The Duchess, born Gladys Marie Deacon in Boston, made no reply. By last week she was used to the peculiar ways of the Duke, fretful Charles Richard John (“Sunny” for Sunderland) Spencer-Churchill, 61, 9th of his line.

The Duke had moved out this spring. He was annoyed by his second duchess’ lack of interest in society, so unlike his first wife Consuelo Vanderbilt, who divorced him in 1920 and next year married Lieut.-Colonel Jacques Balsan (as the Duke carefully points out in his Who’s Who entry). Directly after Consuelo’s divorce, His Grace married cool, beautiful Bostonian Gladys Deacon. While he danced spryly at night clubs, she has stayed at home. When they gave receptions last winter he frequently stood alone at the head of the stairs. During the recent London Season he lived alone at the Ritz Hotel, gave big week-end parties without her at Blenheim Castle.* Socialites assume that a second Marlborough divorce is imminent.

Last week the three strangers who invaded Gladys of Marlborough’s mansion said they were private detectives, implied that their employer was the Duke. They cut off the electricity, gas and telephone. Then they locked themselves in the basement rooms which include the larders and pantries. Friends of the Duchess, made curious by the telephone operator’s explanation that Her Grace’s telephone had been temporarily suspended, called to investigate. They returned with provisions, helped her cook meals on an oil stove. In the basement the three detectives lurked, presumably living off the fat of the Marlborough larder. For four days Gladys of Marlborough camped on.
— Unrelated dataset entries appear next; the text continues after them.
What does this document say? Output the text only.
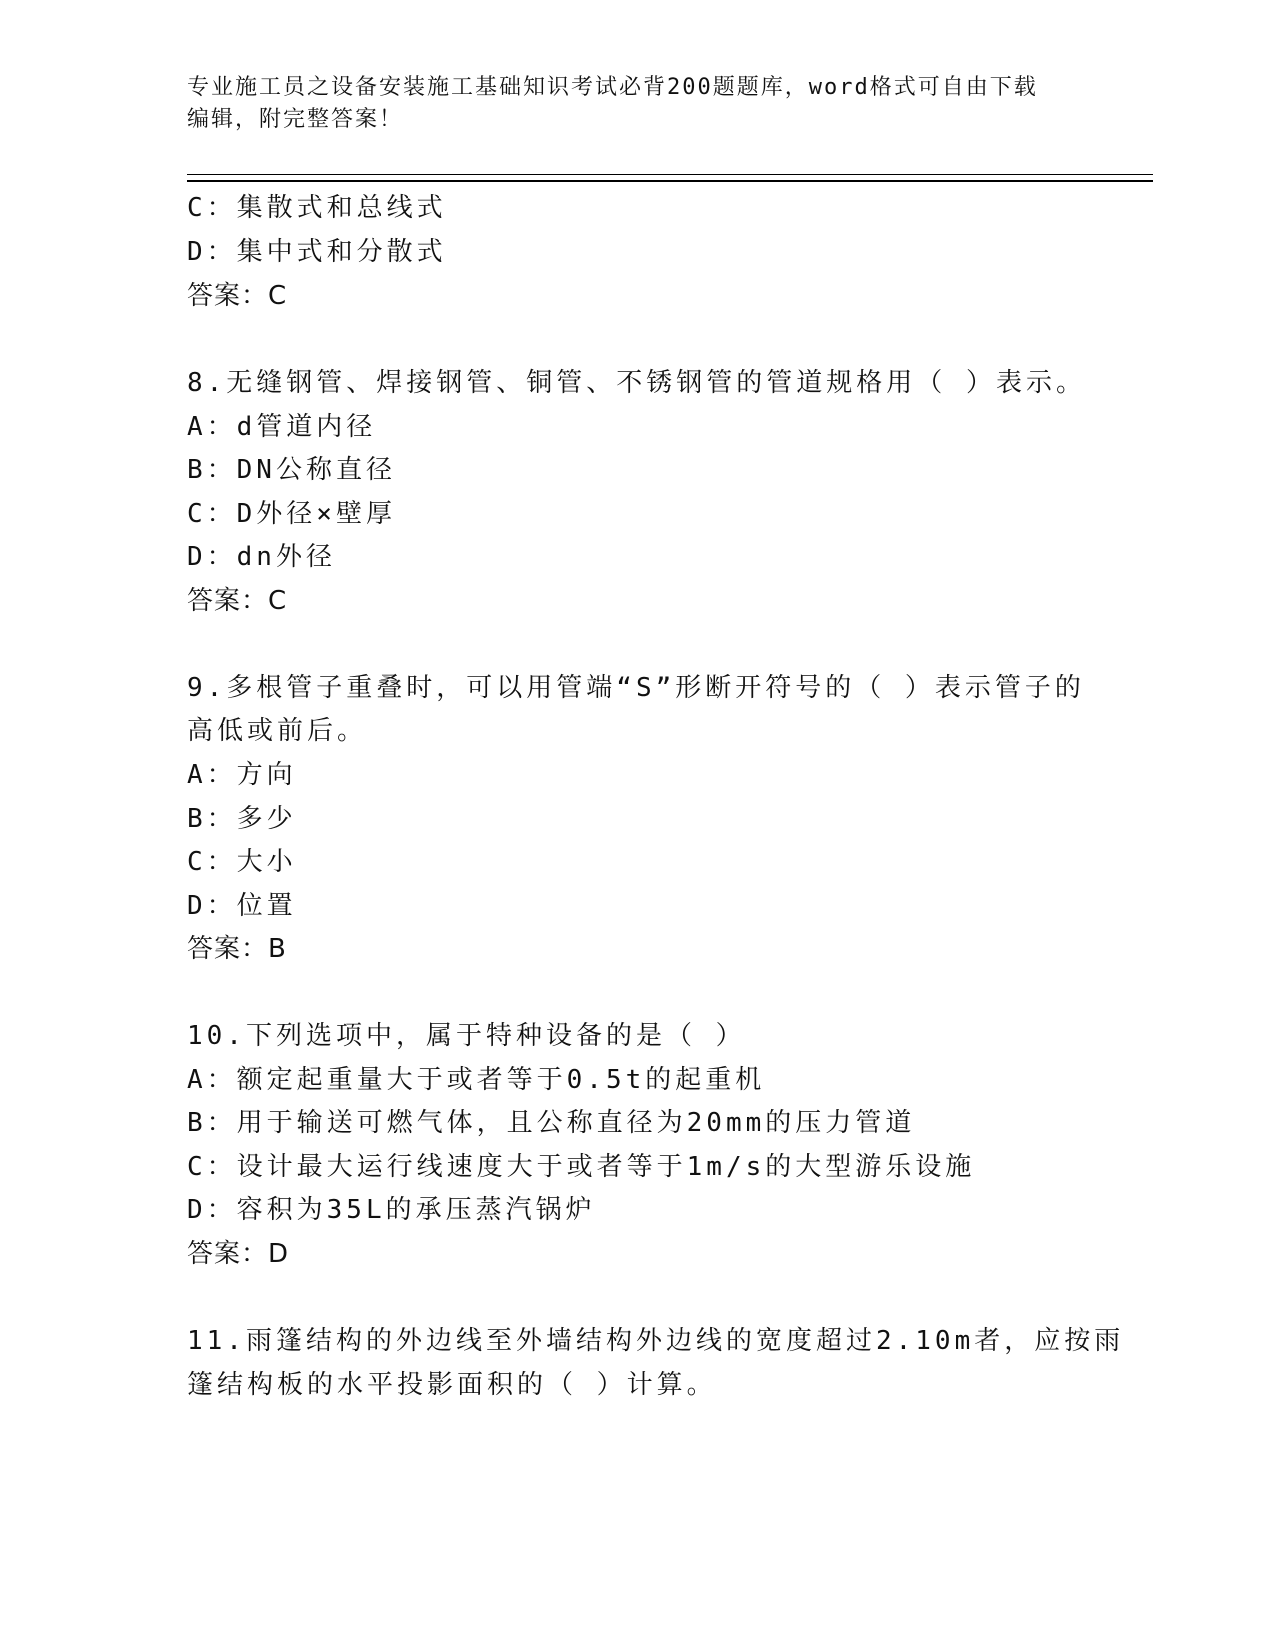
专业施工员之设备安装施工基础知识考试必背200题题库，word格式可自由下载
编辑，附完整答案！
C：集散式和总线式
D：集中式和分散式
答案：C
8.无缝钢管、焊接钢管、铜管、不锈钢管的管道规格用（ ）表示。
A：d管道内径
B：DN公称直径
C：D外径×壁厚
D：dn外径
答案：C
9.多根管子重叠时，可以用管端“S”形断开符号的（ ）表示管子的
高低或前后。
A：方向
B：多少
C：大小
D：位置
答案：B
10.下列选项中，属于特种设备的是（ ）
A：额定起重量大于或者等于0.5t的起重机
B：用于输送可燃气体，且公称直径为20mm的压力管道
C：设计最大运行线速度大于或者等于1m/s的大型游乐设施
D：容积为35L的承压蒸汽锅炉
答案：D
11.雨篷结构的外边线至外墙结构外边线的宽度超过2.10m者，应按雨
篷结构板的水平投影面积的（ ）计算。
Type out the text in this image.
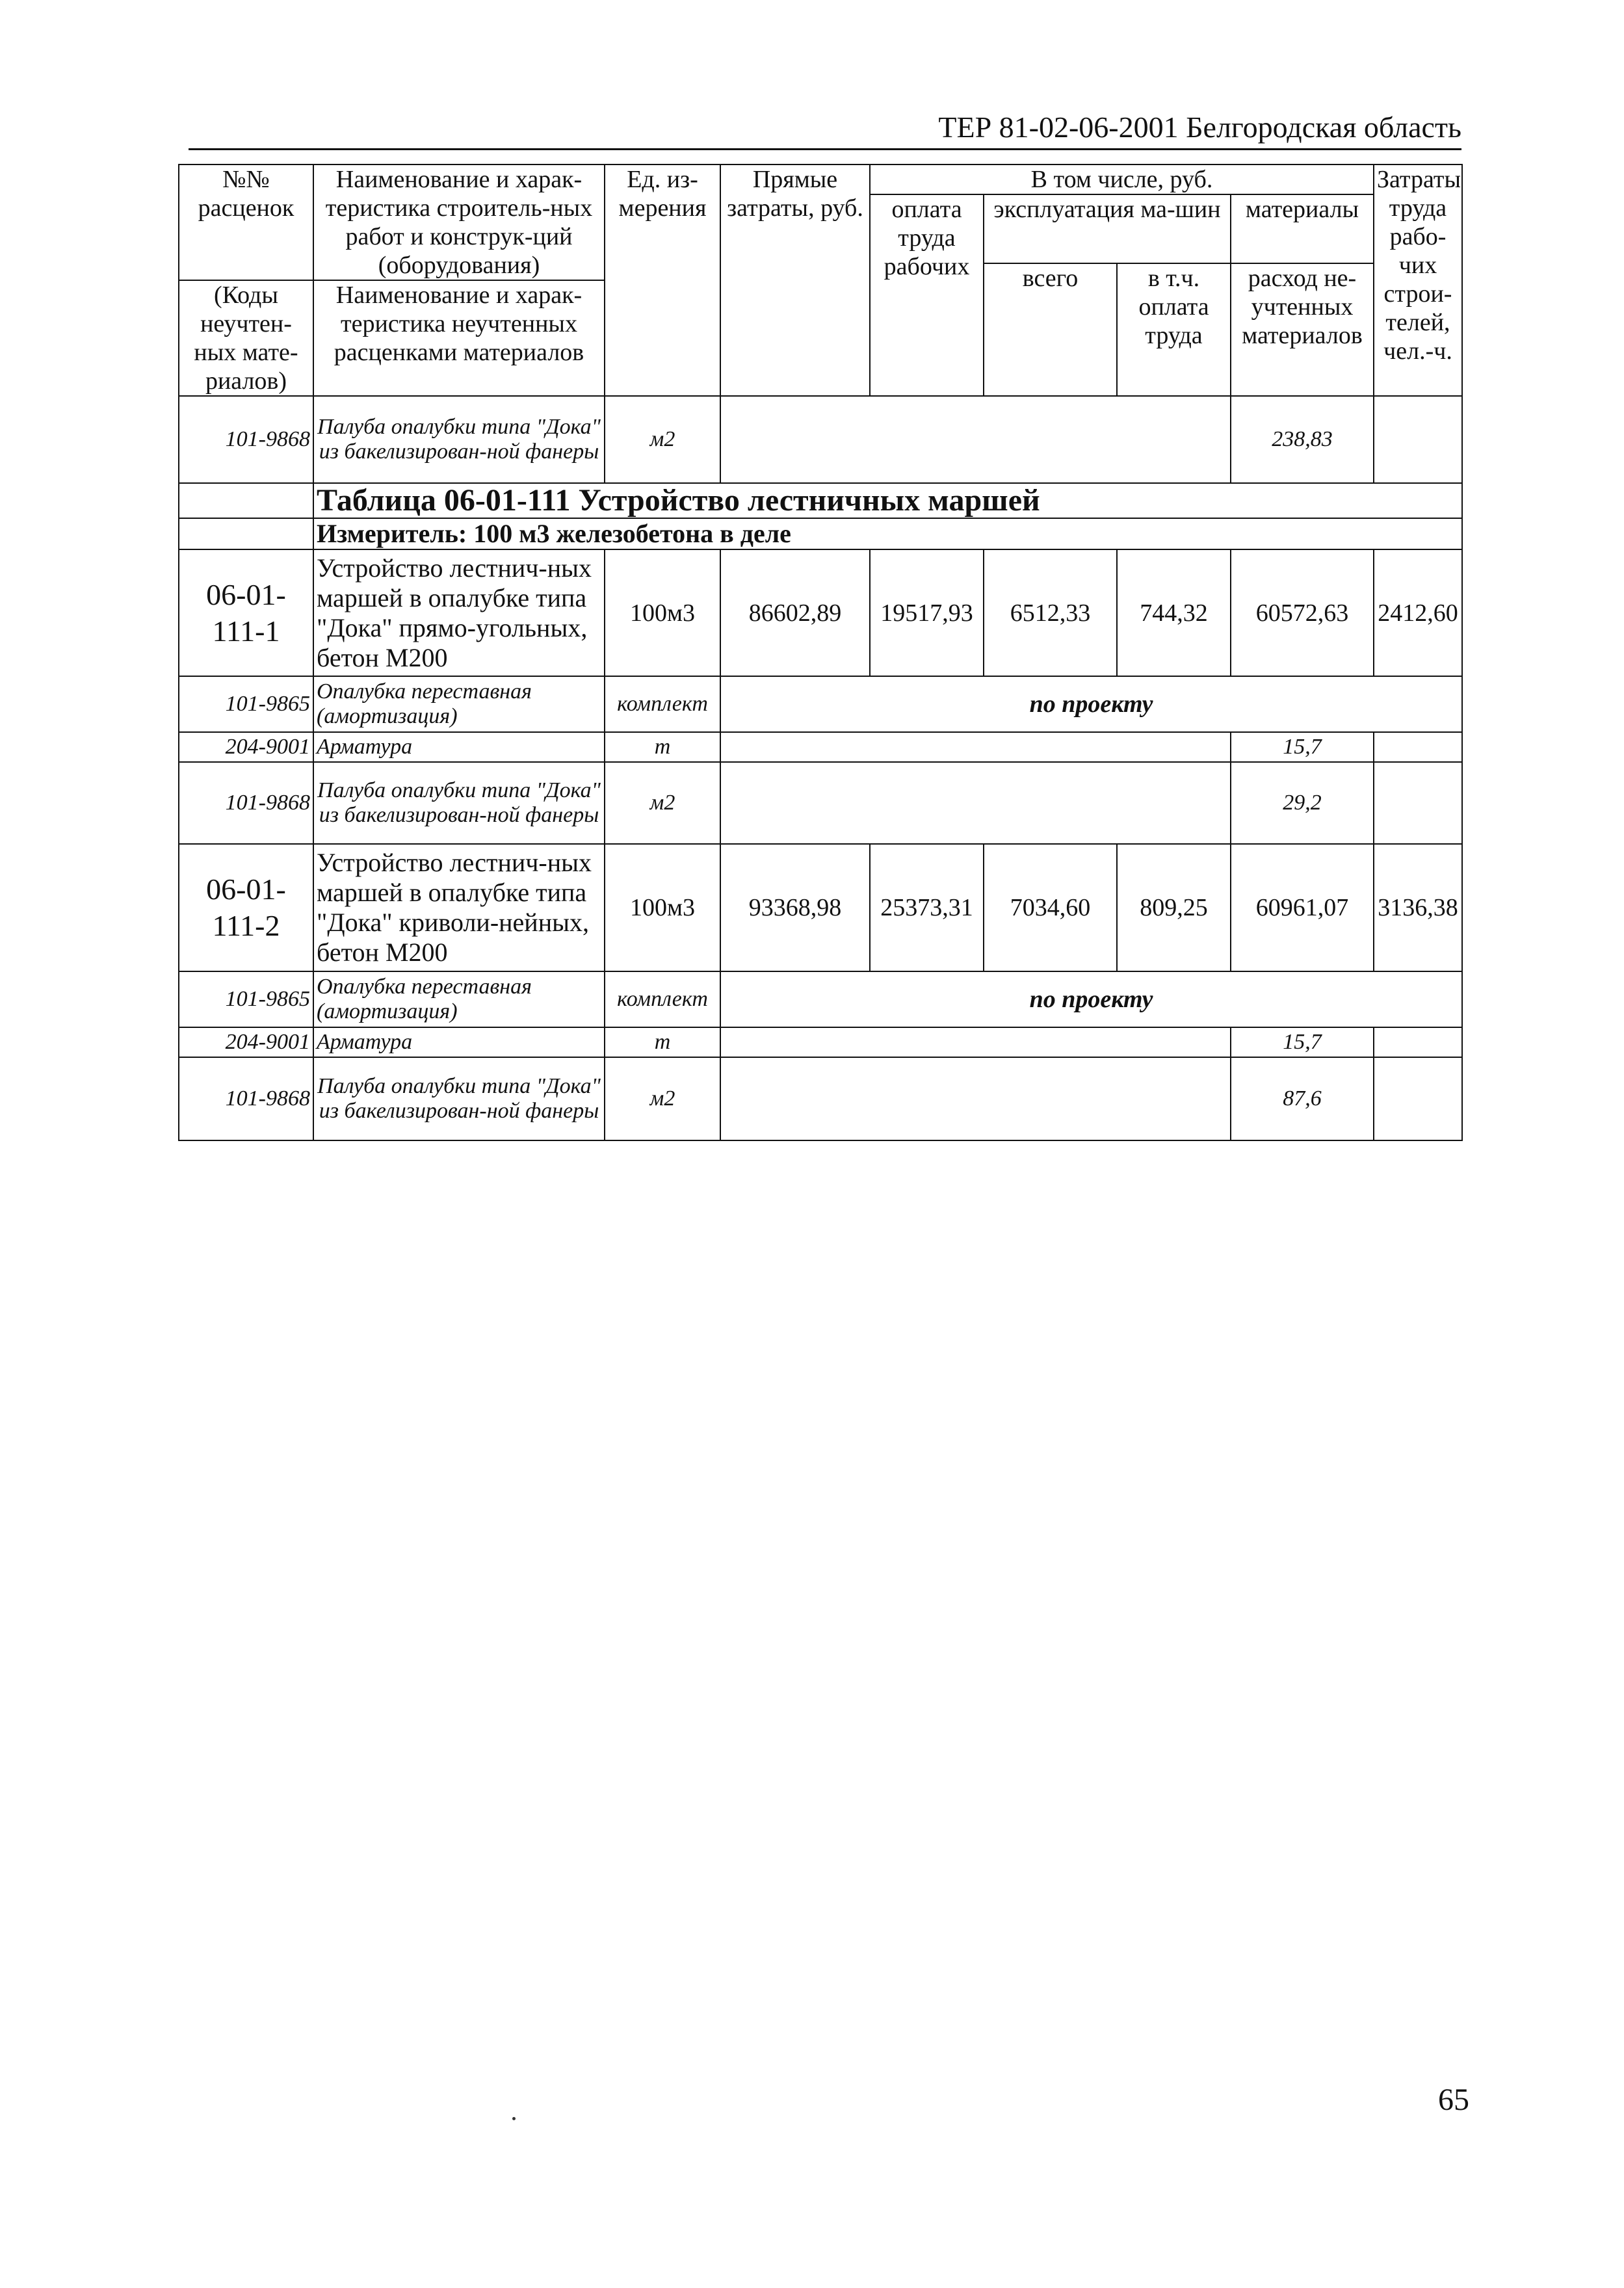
ТЕР 81-02-06-2001 Белгородская область
№№ расценок	Наименование и харак-теристика строитель-ных работ и конструк-ций (оборудования)	Ед. из-мерения	Прямые затраты, руб.	В том числе, руб.				Затраты труда рабо-чих строи-телей, чел.-ч.
				оплата труда рабочих	эксплуатация ма-шин		материалы	
					всего	в т.ч. оплата труда	расход не-учтенных материалов	
(Коды неучтен-ных мате-риалов)	Наименование и харак-теристика неучтенных расценками материалов							

101-9868	Палуба опалубки типа "Дока" из бакелизирован-ной фанеры	м2					238,83	
	Таблица 06-01-111 Устройство лестничных маршей							
	Измеритель: 100 м3 железобетона в деле							
06-01-111-1	Устройство лестнич-ных маршей в опалубке типа "Дока" прямо-угольных, бетон М200	100м3	86602,89	19517,93	6512,33	744,32	60572,63	2412,60
101-9865	Опалубка переставная (амортизация)	комплект	по проекту					
204-9001	Арматура	т					15,7	
101-9868	Палуба опалубки типа "Дока" из бакелизирован-ной фанеры	м2					29,2	
06-01-111-2	Устройство лестнич-ных маршей в опалубке типа "Дока" криволи-нейных, бетон М200	100м3	93368,98	25373,31	7034,60	809,25	60961,07	3136,38
101-9865	Опалубка переставная (амортизация)	комплект	по проекту					
204-9001	Арматура	т					15,7	
101-9868	Палуба опалубки типа "Дока" из бакелизирован-ной фанеры	м2					87,6	
65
On the fourth she sent for two vans. Into the first, workmen loaded her collection of paintings. When they began to load heavy furniture into the second van, the three detectives suddenly popped out of the basement, stopped the loading. One detective brought a policeman. Coolly Gladys of Marlborough appeared, told the movers to resume work. The policeman scratched his head. The detectives sent for a lawyer. The Duchess sent for hers. After a long conference between Duchess, lawyers, detectives and policeman, the vans drove off. Gladys of Marlborough walked out of her house, down the street to the Carlton Hotel.

*For Blenheim, Britain’s sift in 1704 to the great first Duke, the Marlboroughs pay annual rent to George V of a banner emblazoned with three “flower-de-luces” (fleur de lis).